[zeromq-dev] Binding to TCP port 0
Pierre Ynard
linkfanel at yahoo.fr
Thu Feb 9 18:19:47 CET 2012
Hi,
> I have knocked up a relatively simple patch to implement this on IPC
> and TCP transports, would appreciate comments as I'm pretty sure
> there's some dodgy stuff in there! I've made a pull req, though
> mainly for comment (please don't pull it chuck/mikko/pieter!):
> https://github.com/zeromq/libzmq/pull/238
I like your patch, and I'm looking forward to try it!
> At the moment is only looks for the wildcards on bind, connect looked
> a bit trickier, but I'm sure it would just be finding the right place.
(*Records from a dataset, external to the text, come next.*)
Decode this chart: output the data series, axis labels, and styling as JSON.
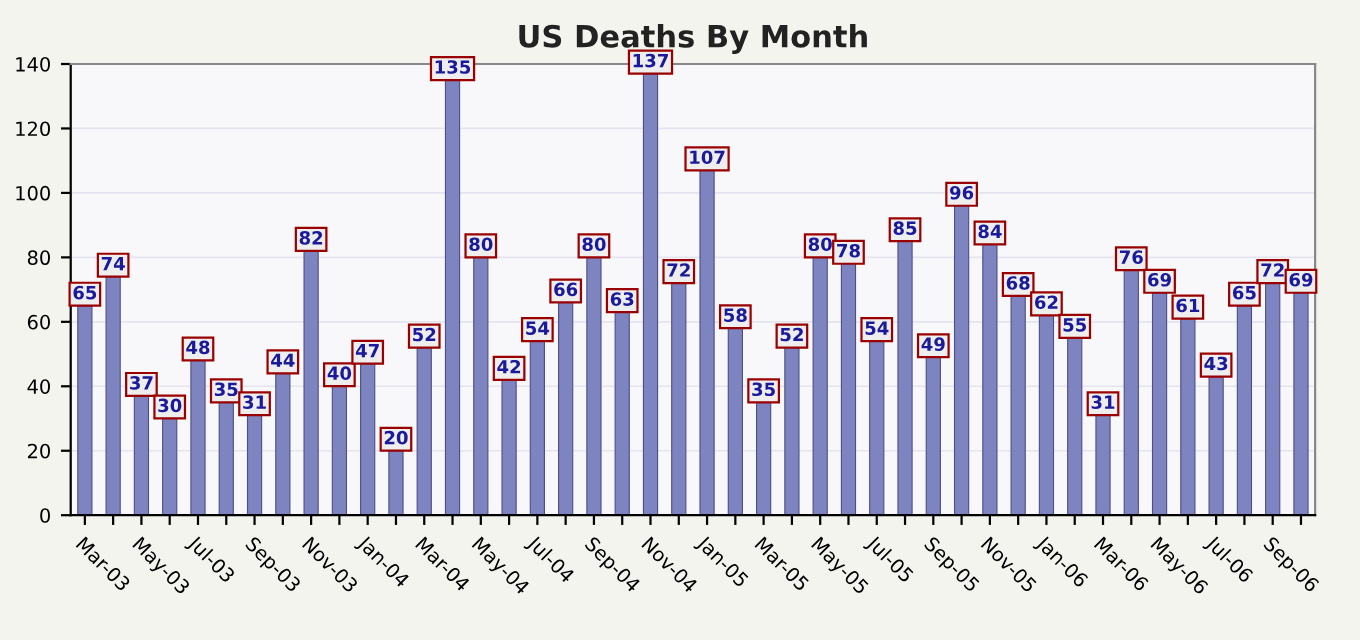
{
  "chart_data": {
    "type": "bar",
    "title": "US Deaths By Month",
    "categories": [
      "Mar-03",
      null,
      "May-03",
      null,
      "Jul-03",
      null,
      "Sep-03",
      null,
      "Nov-03",
      null,
      "Jan-04",
      null,
      "Mar-04",
      null,
      "May-04",
      null,
      "Jul-04",
      null,
      "Sep-04",
      null,
      "Nov-04",
      null,
      "Jan-05",
      null,
      "Mar-05",
      null,
      "May-05",
      null,
      "Jul-05",
      null,
      "Sep-05",
      null,
      "Nov-05",
      null,
      "Jan-06",
      null,
      "Mar-06",
      null,
      "May-06",
      null,
      "Jul-06",
      null,
      "Sep-06",
      null
    ],
    "values": [
      65,
      74,
      37,
      30,
      48,
      35,
      31,
      44,
      82,
      40,
      47,
      20,
      52,
      135,
      80,
      42,
      54,
      66,
      80,
      63,
      137,
      72,
      107,
      58,
      35,
      52,
      80,
      78,
      54,
      85,
      49,
      96,
      84,
      68,
      62,
      55,
      31,
      76,
      69,
      61,
      43,
      65,
      72,
      69
    ],
    "color": "#7e84bf",
    "ylim": [
      0,
      140
    ],
    "yticks": [
      0,
      20,
      40,
      60,
      80,
      100,
      120,
      140
    ],
    "grid": "y",
    "data_labels": true
  }
}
> Inproc should be fairly straightforward, but I don't think there's as
> much of a use case there.
I'm confused, I don't really understand the meaning of connecting to a
wildcard.
A few comments follow:
> + // Allow wildcard file
> + if(*addr_ == '*') {
> + addr_ = tempnam(NULL, NULL);
> + }
Hmm this brings a race condition, between the moment when the
availability of the file name is checked, and the moment the socket is
created. I don't really know how to prevent this :/
> + // Last socket endpoint URI
> + unsigned char last_endpoint [256];
> + size_t last_endpoint_size;
Wouldn't it be better to use ZMQ_ENDPOINT_MAX here?
> + uint16_t port;
> + if (port_str[0] == '*') {
> + // Resolve wildcard to 0 to allow autoselection of port
> + port = 0;
> + } else {
> + // Parse the port number (0 is not a valid port).
> + port = (uint16_t) atoi (port_str.c_str());
I think it would be better and simpler to accept both * and 0
> + rc = getsockname (s, &sa, &sl);
> + if (rc == 0) {
> + char host[INET6_ADDRSTRLEN];
> + int port;
> +
> + if ( sa.sa_family == AF_INET ) {
> + inet_ntop(AF_INET, &(((struct sockaddr_in *)&sa)->sin_addr), host, INET6_ADDRSTRLEN);
> + port = ntohs( ((struct sockaddr_in *)&sa)->sin_port);
> + } else {
> + inet_ntop(AF_INET6, &(((struct sockaddr_in6 *)&sa)->sin6_addr), host, INET6_ADDRSTRLEN);
> + port = ntohs( ((struct sockaddr_in6 *)&sa)->sin6_port);
> + }
> +
> + // Store the address for retrieval by users using wildcards
> + bound_addr_len = sprintf(bound_addr, "tcp://%s:%d", host, port);
You probably want to enclose the address within [ ] if it's IPv6.
Also, is it really necessary to use a bound_addr buffer? It seems to me
that in get_address() you could directly call getsockname() on the
socket file descriptor, and build the address string directly in the
supplied buffer. Normally this could work with IPC sockets too.
Regards,
--
Pierre Ynard
"Une âme dans un corps, c'est comme un dessin sur une feuille de papier."